The nominee is expected to serve out the remainder of Kugler’s term, which expires in a few months. However, Trump indicated he may also nominate that person to a full 14-year term and potentially to succeed Powell as Fed chair. That would give the appointee several months and policy meetings to begin influencing the central bank’s direction.

“A lot of people say, when you do that, why don’t you just pick the person who is going to head up the Fed? That’s a possibility too,” Trump said.

The president has been openly critical of Powell for not cutting interest rates since Trump’s return to office in January. He has reportedly considered firing Powell — even as the Fed weighs a complicated mix of slowing growth, a weakening job market, and persistent inflation that remains above its 2% target.

The central bank, mandated by Congress to ensure stable prices and maximum employment, now faces a possible collision between those two goals — a scenario that could force painful trade-offs.

Kugler’s resignation was announced the same day Trump fired Bureau of Labor Statistics (BLS) Commissioner Erika McEntarfer, after data showed slowing job growth in the first months of his administration. Trump, without offering evidence, accused the BLS of manipulating the figures to make him look bad.

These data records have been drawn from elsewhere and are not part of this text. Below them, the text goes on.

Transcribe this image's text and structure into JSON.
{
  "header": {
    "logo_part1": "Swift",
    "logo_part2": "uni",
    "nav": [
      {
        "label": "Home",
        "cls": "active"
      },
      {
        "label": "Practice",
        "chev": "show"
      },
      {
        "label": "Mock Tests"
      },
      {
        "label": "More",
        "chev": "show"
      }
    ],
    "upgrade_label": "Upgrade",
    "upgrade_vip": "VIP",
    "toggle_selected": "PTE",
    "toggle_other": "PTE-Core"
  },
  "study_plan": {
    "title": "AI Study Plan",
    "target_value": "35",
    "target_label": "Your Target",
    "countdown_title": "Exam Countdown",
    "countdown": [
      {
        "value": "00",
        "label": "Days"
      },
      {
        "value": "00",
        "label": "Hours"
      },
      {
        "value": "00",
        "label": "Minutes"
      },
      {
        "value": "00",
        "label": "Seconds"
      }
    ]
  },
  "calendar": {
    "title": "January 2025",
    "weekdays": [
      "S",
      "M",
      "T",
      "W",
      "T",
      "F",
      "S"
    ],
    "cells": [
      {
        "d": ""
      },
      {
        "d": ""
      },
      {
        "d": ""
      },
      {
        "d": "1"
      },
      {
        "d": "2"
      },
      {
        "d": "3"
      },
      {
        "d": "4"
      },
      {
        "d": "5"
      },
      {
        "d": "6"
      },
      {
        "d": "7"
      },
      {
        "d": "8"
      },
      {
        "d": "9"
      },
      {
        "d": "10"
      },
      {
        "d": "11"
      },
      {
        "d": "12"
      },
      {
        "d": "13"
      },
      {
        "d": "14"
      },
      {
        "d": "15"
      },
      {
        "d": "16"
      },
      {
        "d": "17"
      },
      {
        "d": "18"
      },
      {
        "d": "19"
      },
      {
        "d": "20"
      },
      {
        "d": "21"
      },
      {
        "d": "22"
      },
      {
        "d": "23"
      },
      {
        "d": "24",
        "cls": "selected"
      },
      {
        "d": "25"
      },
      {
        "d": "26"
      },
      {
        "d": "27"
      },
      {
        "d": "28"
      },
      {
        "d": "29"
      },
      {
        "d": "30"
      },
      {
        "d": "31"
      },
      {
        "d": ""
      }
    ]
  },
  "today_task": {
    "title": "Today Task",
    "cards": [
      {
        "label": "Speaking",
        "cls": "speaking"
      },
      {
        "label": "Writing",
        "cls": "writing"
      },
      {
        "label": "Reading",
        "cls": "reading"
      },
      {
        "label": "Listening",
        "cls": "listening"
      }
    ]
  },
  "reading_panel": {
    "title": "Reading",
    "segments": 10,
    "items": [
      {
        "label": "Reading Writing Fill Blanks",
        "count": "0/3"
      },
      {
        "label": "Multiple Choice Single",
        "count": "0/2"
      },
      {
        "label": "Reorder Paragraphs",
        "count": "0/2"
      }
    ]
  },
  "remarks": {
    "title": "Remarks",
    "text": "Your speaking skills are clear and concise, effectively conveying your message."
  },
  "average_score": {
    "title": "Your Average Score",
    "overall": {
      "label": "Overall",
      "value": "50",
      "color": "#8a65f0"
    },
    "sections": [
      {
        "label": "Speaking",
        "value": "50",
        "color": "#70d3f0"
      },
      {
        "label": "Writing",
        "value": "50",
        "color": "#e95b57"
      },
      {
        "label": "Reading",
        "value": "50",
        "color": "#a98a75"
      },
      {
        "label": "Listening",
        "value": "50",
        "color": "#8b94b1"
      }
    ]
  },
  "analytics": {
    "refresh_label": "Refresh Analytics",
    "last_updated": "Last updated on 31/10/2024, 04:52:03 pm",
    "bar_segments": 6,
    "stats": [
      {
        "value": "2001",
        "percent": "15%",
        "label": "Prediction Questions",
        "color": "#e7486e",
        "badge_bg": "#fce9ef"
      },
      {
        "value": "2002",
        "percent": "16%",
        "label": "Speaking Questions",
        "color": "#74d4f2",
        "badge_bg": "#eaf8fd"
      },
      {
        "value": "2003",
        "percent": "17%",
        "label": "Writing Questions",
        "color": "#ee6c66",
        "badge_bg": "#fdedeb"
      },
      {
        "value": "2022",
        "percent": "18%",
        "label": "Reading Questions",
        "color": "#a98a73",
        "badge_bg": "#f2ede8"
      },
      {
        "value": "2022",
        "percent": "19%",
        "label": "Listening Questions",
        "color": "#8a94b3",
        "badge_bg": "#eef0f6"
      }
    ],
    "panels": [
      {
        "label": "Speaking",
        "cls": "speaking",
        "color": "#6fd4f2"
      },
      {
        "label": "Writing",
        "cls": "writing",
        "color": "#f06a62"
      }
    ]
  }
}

The move sent shockwaves through the global economics and statistics community, many of whom interpreted it as a classic case of shooting the messenger. Trump’s next choices — to lead both the BLS and the Federal Reserve — are now likely to come under intense scrutiny.

Michael Strain, director of economic policy studies at the conservative American Enterprise Institute, warned that trust in US data could suffer long-term damage if partisan loyalty is prioritised over institutional independence.

“Imagine if one of your concerns is that there’s a lackey in charge of the agency and the numbers are fake. That’s … another level of problems,” Strain said. “Maybe he sees this independence thing really matters. Maybe he’s got somebody from the outside saying ‘Look, Mr President, if you appoint somebody who’s perceived to be a lackey as the Fed chair, take the BLS freakout and multiply by 1,000.’”

Economists have long warned that Trump’s mix of import tariffs and unpredictable trade policies could result in both higher inflation and slower job growth — a forecast that may explain the Fed’s recent reluctance to lower interest rates until inflation trends become clearer.

Last week, the Fed held its policy rate steady at 4.25% to 4.50%, with Waller dissenting. He argued that inflation risks from tariffs were minimal, while broader indicators of growth and employment were deteriorating.

Friday’s July jobs report — showing weak monthly gains and downward revisions to prior months — appeared to support Waller’s view and boosted market expectations that the Fed could cut rates at its next meeting on 16-17 September.